At Pride, what turns him on is event management — and now, Niemczak is about to do it on a national level. That’s because the 24-year-old president of Winnipeg Pride just found out that his organization won the bid to host a 2014 gathering of Pride organizers from across Canada.
“It’s a prestigious event and a great honour,” Niemczak says of the Fierté Canada Pride and InterPride Region 7 conference and annual general meeting, to be held March 27 to 30, 2014.
The capital of Manitoba beat Alberta’s capital in its bid to play host. “I guess they liked our package better than Edmonton’s,” Niemczak says.
Don’t expect delegates to focus on drag queens and dykes on bikes, though. The Canadian Pride conference is where organizers like Niemczak go to work out the practical challenges of the fast-growing Pride movement — everything from board management to crowd management.
Niemczak loves the annual gathering and credits it with changing Winnipeg Pride, not to mention his life.
In 2008, he went to the conference’s event management workshop and loved it so much that he decided to pursue business studies at university. The workshop also helped influence Niemczak’s fight to move Winnipeg Pride to a much bigger venue, the historic Forks site. It’s a move that tripled attendance and doubled Winnipeg’s Pride budget to $100,000.
Niemczak says the Manitoba capital has a “more mature, stable, larger Pride,” thanks to what he and his fellow volunteers learned at past InterPride conferences.
The Winnipeg gathering promises to be more than a series of meetings. Niemczak and his Winnipeg Pride colleagues put in a pitch that includes trips to bars, art galleries and the city’s long-awaited Canadian Museum for Human Rights if it opens on time (which is a big if, since the museum’s launch date has already been delayed more than once).

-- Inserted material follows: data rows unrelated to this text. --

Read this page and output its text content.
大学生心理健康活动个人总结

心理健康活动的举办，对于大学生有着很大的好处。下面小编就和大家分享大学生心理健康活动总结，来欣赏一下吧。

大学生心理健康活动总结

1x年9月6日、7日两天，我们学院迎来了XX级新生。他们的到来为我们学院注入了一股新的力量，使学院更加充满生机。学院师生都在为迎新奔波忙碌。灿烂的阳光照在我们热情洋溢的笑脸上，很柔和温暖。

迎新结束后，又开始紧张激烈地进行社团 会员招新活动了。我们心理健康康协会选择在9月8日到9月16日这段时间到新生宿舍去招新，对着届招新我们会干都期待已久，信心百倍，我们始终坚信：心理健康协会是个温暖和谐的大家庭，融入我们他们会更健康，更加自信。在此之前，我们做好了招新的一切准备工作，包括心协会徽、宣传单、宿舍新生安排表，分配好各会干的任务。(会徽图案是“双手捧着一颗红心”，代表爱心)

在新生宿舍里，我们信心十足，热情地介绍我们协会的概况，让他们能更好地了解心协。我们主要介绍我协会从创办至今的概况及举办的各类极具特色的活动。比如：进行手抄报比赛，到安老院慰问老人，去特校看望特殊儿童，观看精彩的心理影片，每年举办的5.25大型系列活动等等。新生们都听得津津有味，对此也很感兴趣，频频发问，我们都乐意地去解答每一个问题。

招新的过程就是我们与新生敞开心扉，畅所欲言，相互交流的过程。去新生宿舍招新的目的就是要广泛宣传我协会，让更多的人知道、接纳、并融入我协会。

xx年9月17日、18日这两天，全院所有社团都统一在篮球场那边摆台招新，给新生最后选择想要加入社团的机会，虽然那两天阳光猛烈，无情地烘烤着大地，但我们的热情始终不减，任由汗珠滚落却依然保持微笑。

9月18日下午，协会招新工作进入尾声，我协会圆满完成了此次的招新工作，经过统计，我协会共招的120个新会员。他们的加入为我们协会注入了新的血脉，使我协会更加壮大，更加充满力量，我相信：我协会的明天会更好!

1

One thing Niemczak promises is an economical conference. “We’re trying to make it as cheap as possible,” he says, pointing out that Winnipeg’s central location should make it attractive to delegates from all coasts. Niemczak expects between 50 and 100 people to show up.
Niemczak can also expect some friendly ribbing over his organization’s claim that Winnipeg is “home to the largest celebration of LGBT culture between Toronto and Vancouver.” He admits Pride-goers from Edmonton and Calgary have raised questions about that.
“It depends on how you interpret it,” Niemczak says. “We’re a lot more sparkly.”
Next year’s Fierté Canada Pride conference will be in Ottawa from March 15 to 17, 2013.